Site-as-memory: Rottenrow

Peeling to the left now, at the juncture between High Street and what is known as Rottenrow, I can see rubble forming in the distance. A building is being gutted. As I get nearer I see that the midsection of this building has been sliced open with great precision to reveal guts of steel and a bowel laden with fragmented rooms. 


I find that I have again been hauled into another piece of time, one that is far from both Victorian and Medieval. It looks like my own time, but slightly out, slightly behind. Recognisable snippets of things reveal themselves to me, such as a round of chewing gum pressed with conviction between a lamppost and a railing and, below it on the tarmac, a shard of CD. Those glimmers of the twenty-first century lead me left on Rottenrow toward a mess of jutting brick. The building that now kneels down in front of me, as if someone has broken both its legs, has been chosen as the next to go in an abrupt overhaul of the townscape. 


Turning my head I see the street sign: ROTTENROW. I recall someone saying that it was a Gaelic phrase meaning ‘road of kings’. The ‘kings’ must have been those who marked themselves as members of the clergy, the cathedral spokespeople, the ones who ascended the High Street to deliver the message of theology to the people both physically and socio-culturally beneath them. Did Rottenrow also have something to do with rats? I ponder. Both rats and kings rely on the structures around them in order to maintain their roles in society. The slick curve of an underground sewer has the same appearance in candlelight as that of the rounded sides of a church stoup filled with holy water. 


As I get closer, I see that the demolition of this building is releasing clouds of brick dust, and in doing so, puffs of memory escape the confines of that place. All the thought processes conjured by everyone who entered this building are dried onto window panes, who in turn slip down the face of the bulldozed structure like sheet tears. Behind those windows stood midwives and new mothers amidst the frothy haze of newborn fragility. I am walking towards the demolition site of a maternity hospital and I can hear crying and laughing and that high pitched scream that escapes the mouths of new flesh. 

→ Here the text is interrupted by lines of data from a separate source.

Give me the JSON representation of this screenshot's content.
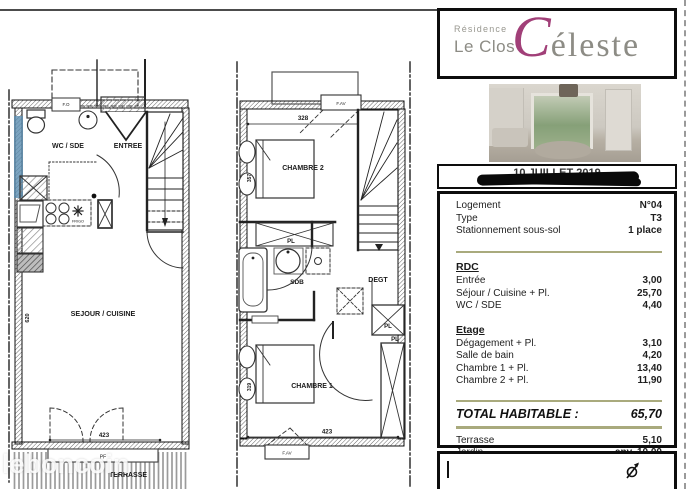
{
  "watermark": "leboncoin",
  "brand": {
    "residence": "Résidence",
    "name": "Le Clos",
    "logo_c": "C",
    "logo_rest": "éleste"
  },
  "date": {
    "text": "10 JUILLET 2019"
  },
  "info": {
    "rows": [
      {
        "label": "Logement",
        "value": "N°04"
      },
      {
        "label": "Type",
        "value": "T3"
      },
      {
        "label": "Stationnement sous-sol",
        "value": "1 place"
      }
    ]
  },
  "areas": {
    "rdc": {
      "title": "RDC",
      "rows": [
        {
          "label": "Entrée",
          "value": "3,00"
        },
        {
          "label": "Séjour / Cuisine + Pl.",
          "value": "25,70"
        },
        {
          "label": "WC / SDE",
          "value": "4,40"
        }
      ]
    },
    "etage": {
      "title": "Etage",
      "rows": [
        {
          "label": "Dégagement + Pl.",
          "value": "3,10"
        },
        {
          "label": "Salle de bain",
          "value": "4,20"
        },
        {
          "label": "Chambre 1 + Pl.",
          "value": "13,40"
        },
        {
          "label": "Chambre 2 + Pl.",
          "value": "11,90"
        }
      ]
    },
    "total": {
      "label": "TOTAL HABITABLE :",
      "value": "65,70"
    },
    "extras": [
      {
        "label": "Terrasse",
        "value": "5,10"
      },
      {
        "label": "Jardin",
        "value": "env. 10,00"
      }
    ]
  },
  "plan_rdc": {
    "rooms": {
      "wc_sde": "WC / SDE",
      "entree": "ENTREE",
      "sejour": "SEJOUR / CUISINE",
      "terrasse": "TERRASSE"
    },
    "labels": {
      "frigo": "FRIGO",
      "fo": "F.O",
      "pf": "PF"
    },
    "dims": {
      "width": "423",
      "height": "620"
    }
  },
  "plan_etage": {
    "rooms": {
      "chambre2": "CHAMBRE 2",
      "chambre1": "CHAMBRE 1",
      "sdb": "SDB",
      "degt": "DEGT"
    },
    "labels": {
      "pl": "PL",
      "fav": "F.AV"
    },
    "dims": {
      "top": "328",
      "chambre2_h": "357",
      "chambre1_h": "319",
      "bottom": "423"
    }
  },
  "colors": {
    "accent": "#a13f78",
    "divider": "#a9aa7d",
    "highlight_wall": "#5b8db0"
  }
}
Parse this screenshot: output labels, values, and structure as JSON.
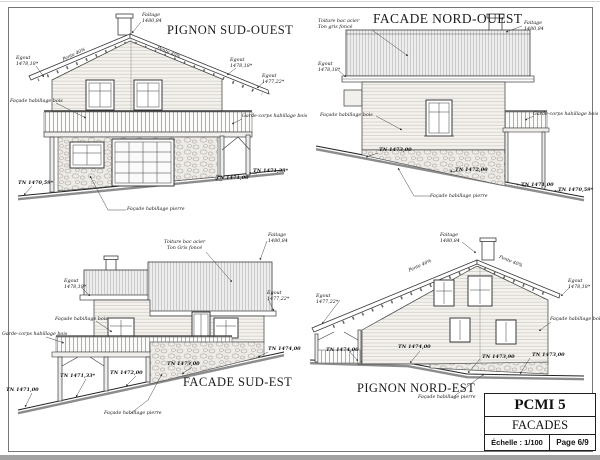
{
  "colors": {
    "ink": "#3a3a3a",
    "paper": "#ffffff",
    "ground_shadow": "#8c8c8c"
  },
  "d": {
    "sw": {
      "title": "PIGNON SUD-OUEST",
      "faitage": {
        "n": "Faitage",
        "v": "1480,84"
      },
      "pente_left": "Pente 40%",
      "pente_right": "Pente 40%",
      "egout_left": {
        "n": "Egout",
        "v": "1478,18*"
      },
      "egout_right": {
        "n": "Egout",
        "v": "1478,18*"
      },
      "egout_low": {
        "n": "Egout",
        "v": "1477,22*"
      },
      "facade_bois": "Façade habillage bois",
      "garde_corps": "Garde-corps habillage bois",
      "tn1": "TN 1470,59*",
      "tn2": "TN 1471,00",
      "tn3": "TN 1471,33*",
      "facade_pierre": "Façade habillage pierre"
    },
    "nw": {
      "title": "FACADE NORD-OUEST",
      "toiture": {
        "n": "Toiture bac acier",
        "v": "Ton gris foncé"
      },
      "faitage": {
        "n": "Faitage",
        "v": "1480,84"
      },
      "egout": {
        "n": "Egout",
        "v": "1478,18*"
      },
      "facade_bois": "Façade habillage bois",
      "garde_corps": "Garde-corps habillage bois",
      "tn1": "TN 1473,00",
      "tn2": "TN 1472,00",
      "tn3": "TN 1471,00",
      "tn4": "TN 1470,59*",
      "facade_pierre": "Façade habillage pierre"
    },
    "se": {
      "title": "FACADE SUD-EST",
      "toiture": {
        "n": "Toiture bac acier",
        "v": "Ton Gris foncé"
      },
      "faitage": {
        "n": "Faitage",
        "v": "1480,84"
      },
      "egout_left": {
        "n": "Egout",
        "v": "1478,18*"
      },
      "egout_right": {
        "n": "Egout",
        "v": "1477,22*"
      },
      "facade_bois": "Façade habillage bois",
      "garde_corps": "Garde-corps habillage bois",
      "tn1": "TN 1471,00",
      "tn2": "TN 1471,33*",
      "tn3": "TN 1472,00",
      "tn4": "TN 1473,00",
      "tn5": "TN 1474,00",
      "facade_pierre": "Façade habillage pierre"
    },
    "ne": {
      "title": "PIGNON NORD-EST",
      "faitage": {
        "n": "Faitage",
        "v": "1480,84"
      },
      "pente_left": "Pente 40%",
      "pente_right": "Pente 40%",
      "egout_left": {
        "n": "Egout",
        "v": "1477,22*"
      },
      "egout_right": {
        "n": "Egout",
        "v": "1478,18*"
      },
      "facade_bois": "Façade habillage bois",
      "tn1": "TN 1474,00",
      "tn2": "TN 1474,00",
      "tn3": "TN 1473,90",
      "tn4": "TN 1473,00",
      "facade_pierre": "Façade habillage pierre"
    },
    "tb": {
      "code": "PCMI 5",
      "name": "FACADES",
      "scale": "Échelle : 1/100",
      "page": "Page 6/9"
    }
  }
}
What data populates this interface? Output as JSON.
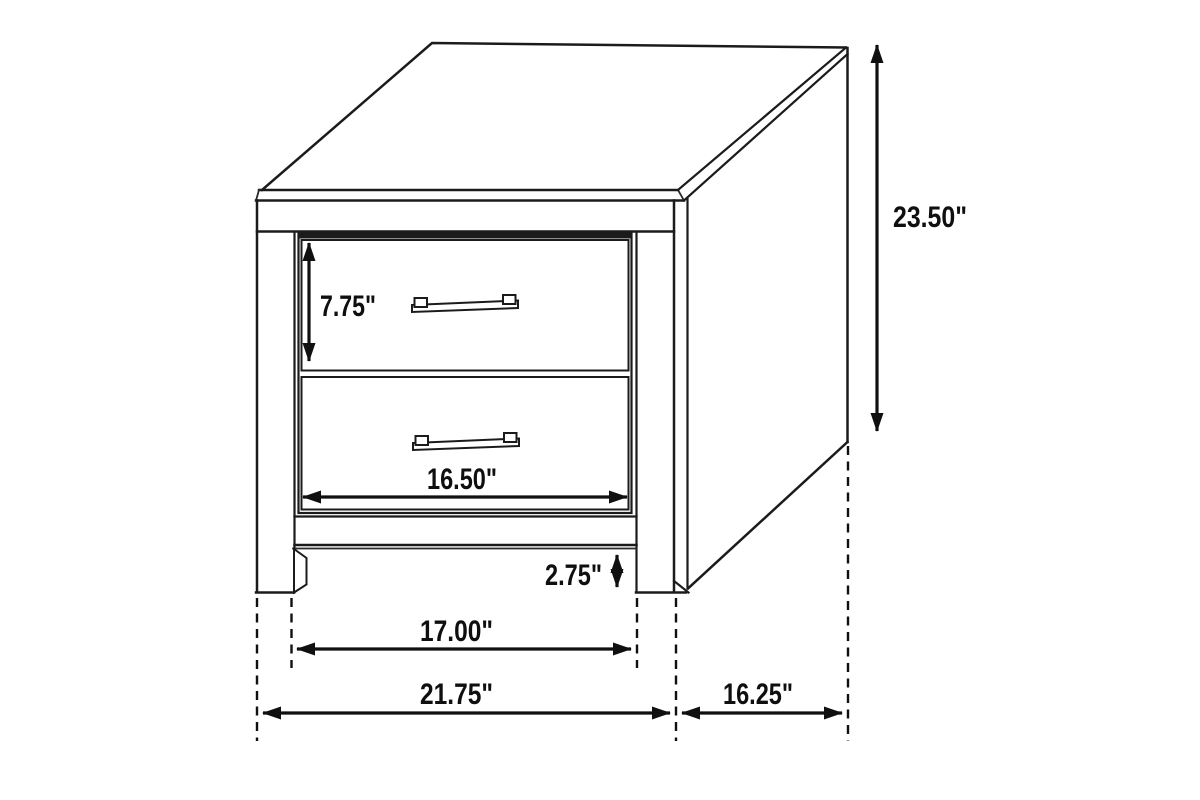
{
  "diagram": {
    "background": "#ffffff",
    "line_color": "#1b1b1b",
    "text_color": "#0f0f0f",
    "dimensions": {
      "overall_height": "23.50\"",
      "drawer_height": "7.75\"",
      "drawer_width": "16.50\"",
      "base_clearance": "2.75\"",
      "base_width": "17.00\"",
      "overall_width": "21.75\"",
      "overall_depth": "16.25\""
    }
  }
}
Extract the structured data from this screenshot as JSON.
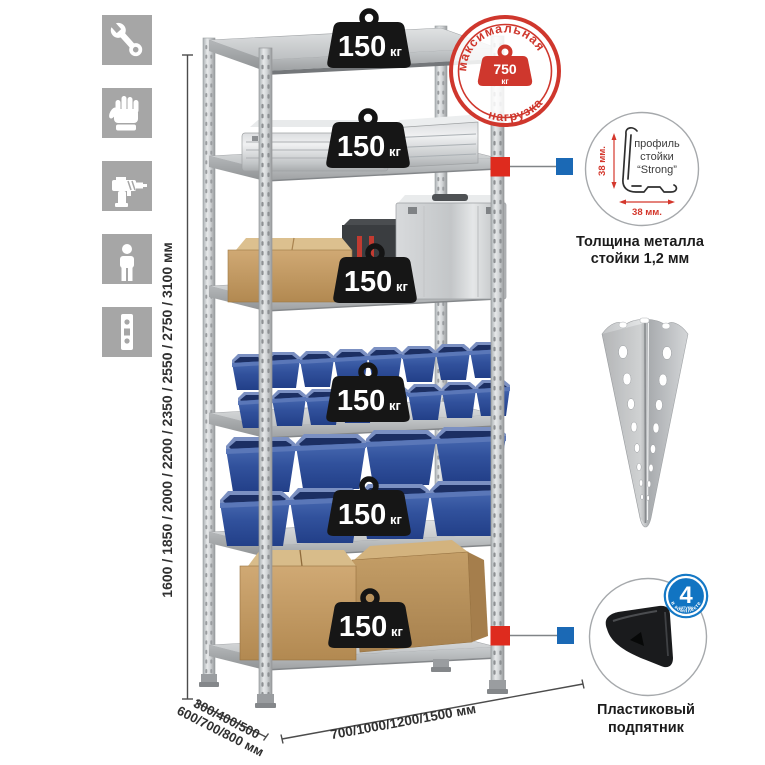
{
  "colors": {
    "accent_red": "#de2b1e",
    "accent_blue": "#1b69b5",
    "stamp_red": "#cf372d",
    "metal_gray": "#c6c9cb",
    "bin_blue": "#31519c",
    "cardboard": "#c7a26b",
    "icon_square_gray": "#a6a6a6"
  },
  "left_icons": {
    "items": [
      {
        "name": "wrench-icon"
      },
      {
        "name": "gloves-icon"
      },
      {
        "name": "drill-icon"
      },
      {
        "name": "person-icon"
      },
      {
        "name": "rack-profile-icon"
      }
    ]
  },
  "rack": {
    "load_unit": "кг",
    "shelves": [
      {
        "load": "150"
      },
      {
        "load": "150"
      },
      {
        "load": "150"
      },
      {
        "load": "150"
      },
      {
        "load": "150"
      },
      {
        "load": "150"
      }
    ]
  },
  "stamp": {
    "arc_top": "максимальная",
    "arc_bottom": "нагрузка",
    "value": "750",
    "unit": "кг"
  },
  "dimensions": {
    "height": "1600 / 1850 / 2000 / 2200 / 2350 / 2550 / 2750 / 3100 мм",
    "depth_line1": "300/400/500",
    "depth_line2": "600/700/800 мм",
    "width": "700/1000/1200/1500 мм"
  },
  "profile_callout": {
    "dim_vertical": "38 мм.",
    "dim_horizontal": "38 мм.",
    "label_line1": "профиль",
    "label_line2": "стойки",
    "label_line3": "“Strong”",
    "caption_line1": "Толщина металла",
    "caption_line2": "стойки 1,2 мм"
  },
  "foot_callout": {
    "badge_value": "4",
    "badge_sub": "штуки",
    "badge_arc": "в комплекте",
    "caption_line1": "Пластиковый",
    "caption_line2": "подпятник"
  }
}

Neighbouring the side of what is left of the hospital are banks of moss-laden grass, an oak tree and some smaller hawthorn trees. An alder scales the largest bank and one of its drooped branches touches the sides of a pile of pulled-down facade. The hospital once contained pioneers in gynecology and it was first built in 1834. In the beginning it was known as the Glasgow Lying-In Hospital and Dispensary. I think about women who laid in wards for several weeks after giving birth, the act of which was seen as a key aspect of post-birth recovery. Confinement  can be a method to condense something, to compress a hundred in-labour screams into a tight particle of dust and let it float out from the ward it was kept in for a hundred years. The dust settles on the soil surrounding a patch of ferns that look a bit dismal. I bend down towards the fern and lift one of its fronds. I know that it is called a Lady Fern and I wonder if the material substrates of a demolished maternity hospital exist within its DNA.